Whoever the authors of this book were, they were primarily interested in recipes for puddings, pies, cakes, and tea breads. Recipes for the principal courses of the meal are found only in the hand that wrote from page 43 to the end of the book, where the three potato recipes mentioned above appear, as well as recipes for Tomato Toast, Ham Toast, Scrambled Eggs, Minced Veal and Eggs, and Mutton Cutlets. The book’s recipe for Bachelor Buttons, small nut-shaped crunchy cookies with almonds or currants, is unusual and was evidently a house favorite. It is written on page 41 of the book as well as on an inserted leaf.

Overall, the recipes seem incongruously modest and plain to have originated in so grand a house. Other than the Bavarian Cream and two of the potato recipes, there is no sign in the book of the fancy French cuisine that was typical in privileged households by the time of the Civil War. In fact, the Cruger household may not have had the means to keep up with the latest in French culinary fashions. According to one source, John Peach Cruger had run through most of his wife’s inheritance by the 1840s and was forced to lease the grounds of Boscobel for various commercial purposes.  In 1857 the house was mortgaged to a relative, and in 1880 the mortgage was foreclosed. The new owners evidently allowed John Peach Cruger, by this point an invalid, to live on in the house until his death in 1888, at age 76. Eliza Cruger lived the last thirteen years of her life elsewhere, perhaps New York City. She died in 1901, at age 79.

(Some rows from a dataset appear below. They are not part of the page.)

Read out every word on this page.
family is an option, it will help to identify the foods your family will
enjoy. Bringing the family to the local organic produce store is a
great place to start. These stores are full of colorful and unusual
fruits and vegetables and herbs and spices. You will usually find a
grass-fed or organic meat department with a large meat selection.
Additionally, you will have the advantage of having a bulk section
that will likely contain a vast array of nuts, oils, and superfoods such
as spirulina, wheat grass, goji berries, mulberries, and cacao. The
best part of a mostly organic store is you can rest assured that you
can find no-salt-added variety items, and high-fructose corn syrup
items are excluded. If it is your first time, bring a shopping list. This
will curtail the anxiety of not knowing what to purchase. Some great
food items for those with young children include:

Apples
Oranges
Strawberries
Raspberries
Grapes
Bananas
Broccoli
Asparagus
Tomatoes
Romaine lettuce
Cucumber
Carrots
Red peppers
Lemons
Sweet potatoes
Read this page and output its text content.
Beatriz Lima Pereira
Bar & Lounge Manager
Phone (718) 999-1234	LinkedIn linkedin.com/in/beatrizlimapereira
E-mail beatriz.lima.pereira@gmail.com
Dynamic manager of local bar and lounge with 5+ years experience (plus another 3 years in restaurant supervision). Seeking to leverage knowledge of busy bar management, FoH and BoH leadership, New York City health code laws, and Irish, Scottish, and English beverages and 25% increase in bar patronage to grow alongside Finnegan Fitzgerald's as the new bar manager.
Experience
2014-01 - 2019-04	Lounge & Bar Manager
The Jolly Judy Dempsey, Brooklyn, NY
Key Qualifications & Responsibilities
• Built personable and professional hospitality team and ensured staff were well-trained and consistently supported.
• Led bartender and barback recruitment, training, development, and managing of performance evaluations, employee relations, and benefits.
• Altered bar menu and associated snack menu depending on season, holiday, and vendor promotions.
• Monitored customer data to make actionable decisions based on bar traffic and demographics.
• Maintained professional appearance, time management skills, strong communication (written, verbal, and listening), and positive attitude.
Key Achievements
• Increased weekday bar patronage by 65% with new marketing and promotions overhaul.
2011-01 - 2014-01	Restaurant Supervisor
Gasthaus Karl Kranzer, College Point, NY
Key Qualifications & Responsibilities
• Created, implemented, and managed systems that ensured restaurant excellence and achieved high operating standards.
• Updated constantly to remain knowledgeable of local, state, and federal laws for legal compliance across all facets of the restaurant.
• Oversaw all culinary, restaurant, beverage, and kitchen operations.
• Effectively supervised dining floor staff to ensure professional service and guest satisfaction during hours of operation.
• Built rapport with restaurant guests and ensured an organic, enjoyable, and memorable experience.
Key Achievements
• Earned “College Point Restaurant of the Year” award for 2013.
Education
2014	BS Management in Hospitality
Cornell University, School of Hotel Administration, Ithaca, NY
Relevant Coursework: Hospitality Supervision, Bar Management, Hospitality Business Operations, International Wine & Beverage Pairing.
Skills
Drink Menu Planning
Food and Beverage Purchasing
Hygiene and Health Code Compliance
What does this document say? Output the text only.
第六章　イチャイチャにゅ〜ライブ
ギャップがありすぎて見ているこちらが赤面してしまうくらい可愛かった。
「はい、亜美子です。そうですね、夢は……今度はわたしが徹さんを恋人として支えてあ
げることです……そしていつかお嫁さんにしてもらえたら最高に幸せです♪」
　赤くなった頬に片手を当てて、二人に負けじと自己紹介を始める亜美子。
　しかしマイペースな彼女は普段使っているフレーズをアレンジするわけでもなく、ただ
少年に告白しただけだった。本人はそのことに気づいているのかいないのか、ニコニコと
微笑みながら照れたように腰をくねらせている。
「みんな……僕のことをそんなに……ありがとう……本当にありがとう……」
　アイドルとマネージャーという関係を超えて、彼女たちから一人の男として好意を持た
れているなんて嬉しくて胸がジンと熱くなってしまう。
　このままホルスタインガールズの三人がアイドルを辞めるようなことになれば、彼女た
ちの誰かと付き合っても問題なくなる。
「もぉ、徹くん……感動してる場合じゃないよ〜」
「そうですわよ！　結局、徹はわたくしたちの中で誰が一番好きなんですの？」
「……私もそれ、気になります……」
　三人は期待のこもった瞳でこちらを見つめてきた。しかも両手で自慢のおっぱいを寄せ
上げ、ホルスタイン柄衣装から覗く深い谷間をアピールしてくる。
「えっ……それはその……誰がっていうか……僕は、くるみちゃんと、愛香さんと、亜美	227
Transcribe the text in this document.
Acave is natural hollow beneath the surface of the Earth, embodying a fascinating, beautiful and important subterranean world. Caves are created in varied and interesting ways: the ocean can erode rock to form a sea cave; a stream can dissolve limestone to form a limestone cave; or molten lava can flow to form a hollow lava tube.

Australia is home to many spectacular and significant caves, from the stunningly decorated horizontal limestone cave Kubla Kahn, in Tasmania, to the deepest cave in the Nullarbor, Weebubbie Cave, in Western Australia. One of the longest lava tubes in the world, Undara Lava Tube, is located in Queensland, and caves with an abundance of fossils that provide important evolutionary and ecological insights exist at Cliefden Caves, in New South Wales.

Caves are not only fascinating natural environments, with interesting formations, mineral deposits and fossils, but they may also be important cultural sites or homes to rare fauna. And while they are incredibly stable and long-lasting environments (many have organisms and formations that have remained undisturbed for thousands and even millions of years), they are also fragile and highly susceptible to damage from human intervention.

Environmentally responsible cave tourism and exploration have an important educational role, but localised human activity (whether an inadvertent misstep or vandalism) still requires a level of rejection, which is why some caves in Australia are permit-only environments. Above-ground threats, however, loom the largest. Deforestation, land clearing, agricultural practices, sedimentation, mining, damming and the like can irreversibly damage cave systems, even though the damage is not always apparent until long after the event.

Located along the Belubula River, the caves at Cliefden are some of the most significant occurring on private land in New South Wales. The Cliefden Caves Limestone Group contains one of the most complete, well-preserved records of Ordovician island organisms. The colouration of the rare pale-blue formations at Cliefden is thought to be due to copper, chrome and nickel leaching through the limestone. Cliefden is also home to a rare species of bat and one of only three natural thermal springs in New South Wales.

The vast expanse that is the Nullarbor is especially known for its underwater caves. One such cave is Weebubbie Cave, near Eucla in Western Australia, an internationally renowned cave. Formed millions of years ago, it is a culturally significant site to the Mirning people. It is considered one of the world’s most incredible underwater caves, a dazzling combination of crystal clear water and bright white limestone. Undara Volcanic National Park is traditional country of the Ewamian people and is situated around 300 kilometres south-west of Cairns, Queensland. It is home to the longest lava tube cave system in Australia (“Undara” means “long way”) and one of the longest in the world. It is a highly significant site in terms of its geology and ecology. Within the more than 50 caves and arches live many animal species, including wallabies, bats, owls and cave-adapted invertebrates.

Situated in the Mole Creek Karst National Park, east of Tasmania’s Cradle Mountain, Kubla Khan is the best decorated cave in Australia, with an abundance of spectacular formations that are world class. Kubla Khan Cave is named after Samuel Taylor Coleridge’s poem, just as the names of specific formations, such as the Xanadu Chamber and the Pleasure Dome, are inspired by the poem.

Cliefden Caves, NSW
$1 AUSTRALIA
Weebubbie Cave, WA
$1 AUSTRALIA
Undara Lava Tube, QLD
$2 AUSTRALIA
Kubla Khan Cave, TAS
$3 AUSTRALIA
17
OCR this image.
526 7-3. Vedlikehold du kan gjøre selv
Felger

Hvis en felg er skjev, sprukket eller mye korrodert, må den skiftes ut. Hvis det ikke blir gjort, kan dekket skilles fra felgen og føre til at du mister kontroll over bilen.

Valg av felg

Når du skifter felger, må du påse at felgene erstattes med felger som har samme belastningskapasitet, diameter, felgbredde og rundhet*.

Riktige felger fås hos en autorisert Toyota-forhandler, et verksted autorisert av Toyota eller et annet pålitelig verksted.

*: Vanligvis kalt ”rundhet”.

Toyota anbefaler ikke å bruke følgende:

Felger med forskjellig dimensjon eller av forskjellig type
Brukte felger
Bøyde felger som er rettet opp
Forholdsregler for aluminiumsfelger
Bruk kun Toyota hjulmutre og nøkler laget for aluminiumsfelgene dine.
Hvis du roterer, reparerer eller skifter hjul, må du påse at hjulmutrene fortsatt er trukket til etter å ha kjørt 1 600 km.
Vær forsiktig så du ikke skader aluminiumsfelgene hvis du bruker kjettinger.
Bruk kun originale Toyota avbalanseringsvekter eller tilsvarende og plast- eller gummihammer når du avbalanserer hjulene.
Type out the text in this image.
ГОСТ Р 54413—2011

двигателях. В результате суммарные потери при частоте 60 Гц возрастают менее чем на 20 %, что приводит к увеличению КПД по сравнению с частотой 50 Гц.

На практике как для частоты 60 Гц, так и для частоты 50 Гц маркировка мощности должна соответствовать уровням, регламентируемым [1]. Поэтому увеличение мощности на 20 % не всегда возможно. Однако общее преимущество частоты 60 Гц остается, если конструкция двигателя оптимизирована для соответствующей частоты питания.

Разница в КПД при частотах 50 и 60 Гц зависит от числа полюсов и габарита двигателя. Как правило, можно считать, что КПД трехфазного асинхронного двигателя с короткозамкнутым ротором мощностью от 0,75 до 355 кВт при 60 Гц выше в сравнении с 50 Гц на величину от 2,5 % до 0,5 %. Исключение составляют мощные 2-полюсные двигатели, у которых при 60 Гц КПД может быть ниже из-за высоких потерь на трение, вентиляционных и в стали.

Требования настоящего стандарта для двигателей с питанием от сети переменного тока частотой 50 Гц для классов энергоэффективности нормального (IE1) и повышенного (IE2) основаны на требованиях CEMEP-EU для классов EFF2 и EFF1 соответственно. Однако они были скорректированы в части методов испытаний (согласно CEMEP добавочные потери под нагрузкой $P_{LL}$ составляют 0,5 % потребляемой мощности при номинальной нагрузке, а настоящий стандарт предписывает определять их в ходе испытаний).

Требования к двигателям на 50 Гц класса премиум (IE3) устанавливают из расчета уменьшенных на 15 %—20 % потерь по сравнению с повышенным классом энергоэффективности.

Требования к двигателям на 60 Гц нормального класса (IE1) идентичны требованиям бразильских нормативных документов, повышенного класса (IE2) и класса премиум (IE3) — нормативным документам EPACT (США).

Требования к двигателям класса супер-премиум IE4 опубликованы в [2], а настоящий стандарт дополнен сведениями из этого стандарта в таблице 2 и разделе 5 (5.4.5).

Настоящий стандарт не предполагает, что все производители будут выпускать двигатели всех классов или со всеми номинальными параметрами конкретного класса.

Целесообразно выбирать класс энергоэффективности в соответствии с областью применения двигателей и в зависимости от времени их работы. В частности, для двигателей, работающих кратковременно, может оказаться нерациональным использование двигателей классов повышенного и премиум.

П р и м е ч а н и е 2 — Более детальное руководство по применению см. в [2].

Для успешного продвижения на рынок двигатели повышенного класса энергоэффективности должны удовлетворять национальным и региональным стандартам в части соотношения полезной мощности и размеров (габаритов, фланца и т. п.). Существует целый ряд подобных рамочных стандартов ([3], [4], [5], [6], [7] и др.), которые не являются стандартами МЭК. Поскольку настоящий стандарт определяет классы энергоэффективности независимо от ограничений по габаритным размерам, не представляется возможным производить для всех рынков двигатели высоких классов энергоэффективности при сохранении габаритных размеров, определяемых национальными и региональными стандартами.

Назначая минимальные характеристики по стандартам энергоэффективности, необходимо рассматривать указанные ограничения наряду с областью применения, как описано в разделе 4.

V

The house fell to ruin during the twentieth century. Fortunately, in 1955, a determined group of preservation-minded individuals, backed by a large private grant, dismantled the house and reconstructed it on beautiful grounds overlooking the Hudson River in Garrison, New York, near its original site. Over the years the interior of Boscobel has been further restored to its glory days in the early nineteenth century. Today Boscobel is operated as a museum.